L’avenir de la planete est en jeu
La Conférence des Nations Unies sur le changement climatique se tiendra à Copenhague du 7 au 18 décembre. Elle est dédiée à un défi majeur pour l'humanité. D'un indispensable accord entre les nations dépendra le virage indipensable pour tenter de juguler l'effet de serre et ses diverses conséquences climatiques.
Une situation inquiétante
En raison de grandes concentrations de CO2 dans l’air, la température terrestre a augmenté de 0,5°C au cours des dix dernières années. Une augmentation similaire ou accentuée devrait sans doute marquer les dix prochaines années. Une situation pour le moins alarmante… Selon le consensus scientifique, les conséquences d’une augmentation de 2°C seraient irréversibles pour la terre et néfastes pour ses habitants. Les régions les plus pauvres seront les premières victimes, mais les pays industrialisés sont également vulnérables.
Des perspectives alarmantes
Les perspectives ne sont pas rassurantes: la croissance des pays émergents repose sur d’importants investissements dans une infrastructure abondamment productrice de CO2. La demande en énergie et en transport y augmente massivement. Les dernières constatations de l’IPCC (Intergovernmental Panel on Climate Change) indiquent que la température pourrait augmenter de 6,4°C vers la fin du 21e siècle.

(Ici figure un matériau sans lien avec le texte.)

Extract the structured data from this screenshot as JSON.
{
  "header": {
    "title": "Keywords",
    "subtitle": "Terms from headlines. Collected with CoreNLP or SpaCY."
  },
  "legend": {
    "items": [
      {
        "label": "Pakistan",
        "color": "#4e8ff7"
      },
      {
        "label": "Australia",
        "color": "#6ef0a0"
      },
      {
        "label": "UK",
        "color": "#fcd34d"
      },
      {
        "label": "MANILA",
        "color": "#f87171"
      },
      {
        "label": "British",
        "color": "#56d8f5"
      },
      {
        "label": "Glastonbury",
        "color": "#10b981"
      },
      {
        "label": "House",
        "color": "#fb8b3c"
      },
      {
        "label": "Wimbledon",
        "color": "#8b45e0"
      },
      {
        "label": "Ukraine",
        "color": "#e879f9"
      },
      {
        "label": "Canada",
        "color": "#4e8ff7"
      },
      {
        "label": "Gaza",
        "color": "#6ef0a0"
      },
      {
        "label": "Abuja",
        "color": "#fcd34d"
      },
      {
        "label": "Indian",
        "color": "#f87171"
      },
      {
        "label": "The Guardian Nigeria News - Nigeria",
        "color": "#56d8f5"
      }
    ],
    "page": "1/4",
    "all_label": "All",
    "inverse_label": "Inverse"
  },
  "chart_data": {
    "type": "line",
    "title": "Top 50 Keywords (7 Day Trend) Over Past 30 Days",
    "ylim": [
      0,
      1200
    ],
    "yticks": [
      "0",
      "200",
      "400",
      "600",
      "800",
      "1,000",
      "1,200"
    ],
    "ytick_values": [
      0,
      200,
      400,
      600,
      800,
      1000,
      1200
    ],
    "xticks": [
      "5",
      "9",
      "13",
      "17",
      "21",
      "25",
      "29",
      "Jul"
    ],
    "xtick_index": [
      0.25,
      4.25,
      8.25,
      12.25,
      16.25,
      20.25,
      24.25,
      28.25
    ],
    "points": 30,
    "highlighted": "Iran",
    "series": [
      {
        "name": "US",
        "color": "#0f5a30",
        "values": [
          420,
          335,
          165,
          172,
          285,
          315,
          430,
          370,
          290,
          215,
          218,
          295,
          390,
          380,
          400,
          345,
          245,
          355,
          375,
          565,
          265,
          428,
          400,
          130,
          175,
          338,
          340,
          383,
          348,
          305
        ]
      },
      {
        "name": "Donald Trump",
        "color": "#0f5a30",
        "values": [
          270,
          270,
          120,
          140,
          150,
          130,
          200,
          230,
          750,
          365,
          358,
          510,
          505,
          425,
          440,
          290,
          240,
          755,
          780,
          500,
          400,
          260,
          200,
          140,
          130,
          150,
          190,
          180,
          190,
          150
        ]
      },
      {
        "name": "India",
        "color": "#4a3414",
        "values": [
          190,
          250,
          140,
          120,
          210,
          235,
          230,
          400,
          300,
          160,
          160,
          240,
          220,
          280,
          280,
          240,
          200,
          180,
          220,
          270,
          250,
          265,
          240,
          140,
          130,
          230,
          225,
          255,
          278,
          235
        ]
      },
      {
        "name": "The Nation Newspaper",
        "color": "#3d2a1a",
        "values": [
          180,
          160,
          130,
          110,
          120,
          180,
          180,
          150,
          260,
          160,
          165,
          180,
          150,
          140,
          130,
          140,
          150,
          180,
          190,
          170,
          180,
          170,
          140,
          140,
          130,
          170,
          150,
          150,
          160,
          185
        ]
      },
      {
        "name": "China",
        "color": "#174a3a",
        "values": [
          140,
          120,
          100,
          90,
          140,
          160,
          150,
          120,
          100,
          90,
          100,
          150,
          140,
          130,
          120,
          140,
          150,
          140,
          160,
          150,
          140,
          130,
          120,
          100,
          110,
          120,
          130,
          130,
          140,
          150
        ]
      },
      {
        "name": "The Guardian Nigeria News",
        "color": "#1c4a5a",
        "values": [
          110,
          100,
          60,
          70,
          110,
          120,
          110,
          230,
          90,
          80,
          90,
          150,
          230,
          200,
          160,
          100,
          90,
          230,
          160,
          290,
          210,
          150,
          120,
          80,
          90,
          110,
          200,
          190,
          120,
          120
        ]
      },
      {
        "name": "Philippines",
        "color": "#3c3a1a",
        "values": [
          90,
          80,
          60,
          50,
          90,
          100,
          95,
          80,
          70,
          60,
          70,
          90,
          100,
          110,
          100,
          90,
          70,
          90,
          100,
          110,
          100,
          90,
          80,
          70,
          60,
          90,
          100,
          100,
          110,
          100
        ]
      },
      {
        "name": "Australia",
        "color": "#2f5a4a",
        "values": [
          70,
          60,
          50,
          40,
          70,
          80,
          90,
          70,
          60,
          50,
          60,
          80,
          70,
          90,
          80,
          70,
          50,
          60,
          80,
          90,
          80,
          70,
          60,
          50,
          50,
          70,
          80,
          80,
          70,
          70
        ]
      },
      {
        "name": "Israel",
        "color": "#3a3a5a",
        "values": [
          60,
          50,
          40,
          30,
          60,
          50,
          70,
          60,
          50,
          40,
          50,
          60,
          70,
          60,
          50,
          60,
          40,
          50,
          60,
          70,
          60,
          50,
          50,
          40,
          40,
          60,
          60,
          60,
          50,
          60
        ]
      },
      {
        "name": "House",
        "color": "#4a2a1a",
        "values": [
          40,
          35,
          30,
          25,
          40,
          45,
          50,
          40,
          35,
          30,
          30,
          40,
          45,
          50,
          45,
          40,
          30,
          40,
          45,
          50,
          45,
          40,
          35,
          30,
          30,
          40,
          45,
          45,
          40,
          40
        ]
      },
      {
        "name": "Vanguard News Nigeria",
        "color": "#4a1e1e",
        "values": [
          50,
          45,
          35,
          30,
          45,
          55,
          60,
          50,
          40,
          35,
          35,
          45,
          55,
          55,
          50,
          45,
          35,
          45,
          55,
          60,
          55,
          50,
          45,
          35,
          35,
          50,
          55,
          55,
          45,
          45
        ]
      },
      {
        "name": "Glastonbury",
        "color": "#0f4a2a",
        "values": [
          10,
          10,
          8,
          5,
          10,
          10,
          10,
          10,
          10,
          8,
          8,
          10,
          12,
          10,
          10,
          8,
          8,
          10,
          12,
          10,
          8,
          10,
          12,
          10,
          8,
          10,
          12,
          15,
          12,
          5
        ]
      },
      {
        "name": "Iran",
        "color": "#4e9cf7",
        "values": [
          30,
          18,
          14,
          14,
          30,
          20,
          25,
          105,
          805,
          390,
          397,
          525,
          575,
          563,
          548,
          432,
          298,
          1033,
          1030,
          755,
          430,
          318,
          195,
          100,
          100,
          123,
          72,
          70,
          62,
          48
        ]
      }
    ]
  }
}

Les conséquences d'une augmentation de 2°C seraient irréversibles pour la terre et néfastes pour ses habitants.
Objectifs à moyen terme
Des mesures drastiques sont donc nécessaires. Il ne suffit pas de freiner l’augmentation des émissions. Les émissions de CO2 doivent baisser fortement. Ce ne sera pas simple. En témoignent ces échéances:
- remplacer un parc automobile: 20 ans;
- remplacer un parc de centrales électriques: 30 à 40 ans;
- équiper toute l’industrie lourde d’une technologie plus propre: 30 à 40 ans;
- redessiner entièrement le paysage urbain (transport, répartition des commerces, regroupement en petites entités): au moins 50 ans.
Actions à court terme
Nous devons nous imposer d’une manière ou d’une autre ces objectifs à moyen terme. Mais des actions à court terme sont tout aussi nécessaires. Car le protocole de Kyoto oblige les pays industrialisés à réduire leurs émissions de gaz à effet de serre de 5,2% en moyenne à l’horizon 2012 (par rapport à 1990).